The Frank Slide
April 29, 1903 - The Frank Slide, one of the largest landslides in North American history happened on this day.
At 4:10 in the morning a massive chunk of limestone peeled off the east face of Turtle Mountain in Alberta, Canada. In 100 seconds, 90 million tons of rock came crashing down the mountain and buried the sleepy coal mining town of Frank.
At least 76 people were crushed to death, but there were many stories of survival. 17 coal miners who found themselves trapped tunneled through 20 feet of coal and 9 feet of limestone to reach the surface.
A horse named Charlie was rescued after a month trapped in a different section of the same mine. Sadly, Charlie dropped dead after gorging himself on the food and water that his rescuers provided.

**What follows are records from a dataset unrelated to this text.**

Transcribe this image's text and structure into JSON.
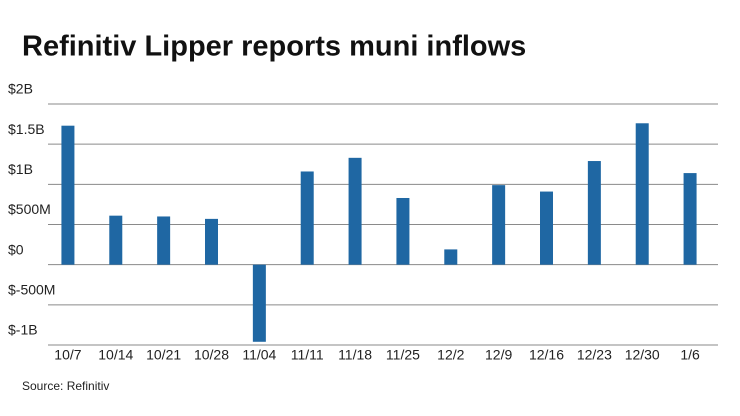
{
  "chart_data": {
    "type": "bar",
    "title": "Refinitiv Lipper reports muni inflows",
    "source": "Source: Refinitiv",
    "categories": [
      "10/7",
      "10/14",
      "10/21",
      "10/28",
      "11/04",
      "11/11",
      "11/18",
      "11/25",
      "12/2",
      "12/9",
      "12/16",
      "12/23",
      "12/30",
      "1/6"
    ],
    "values": [
      1730000000,
      610000000,
      600000000,
      570000000,
      -960000000,
      1160000000,
      1330000000,
      830000000,
      190000000,
      990000000,
      910000000,
      1290000000,
      1760000000,
      1140000000
    ],
    "color": "#1f67a3",
    "ylim": [
      -1000000000,
      2000000000
    ],
    "yticks": [
      {
        "value": -1000000000,
        "label": "$-1B"
      },
      {
        "value": -500000000,
        "label": "$-500M"
      },
      {
        "value": 0,
        "label": "$0"
      },
      {
        "value": 500000000,
        "label": "$500M"
      },
      {
        "value": 1000000000,
        "label": "$1B"
      },
      {
        "value": 1500000000,
        "label": "$1.5B"
      },
      {
        "value": 2000000000,
        "label": "$2B"
      }
    ],
    "grid": true
  }
}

A large stretch of the Pacific Railway was knocked out by the slide and the telegraph lines were severed. There was no easy way to warn the incoming Spokane Flyer so a railway brakeman named Sid Choquette scrambled over miles of boulders and debris to reach the other side of the landslide. He got there just in time to warn the train of the disaster ahead.
The town of Frank never fully recovered from that terrible day. Mining resumed off and on until 1917. Nowadays Frank is a small community with less than 300 residents. Turtle Mountain still looms above it.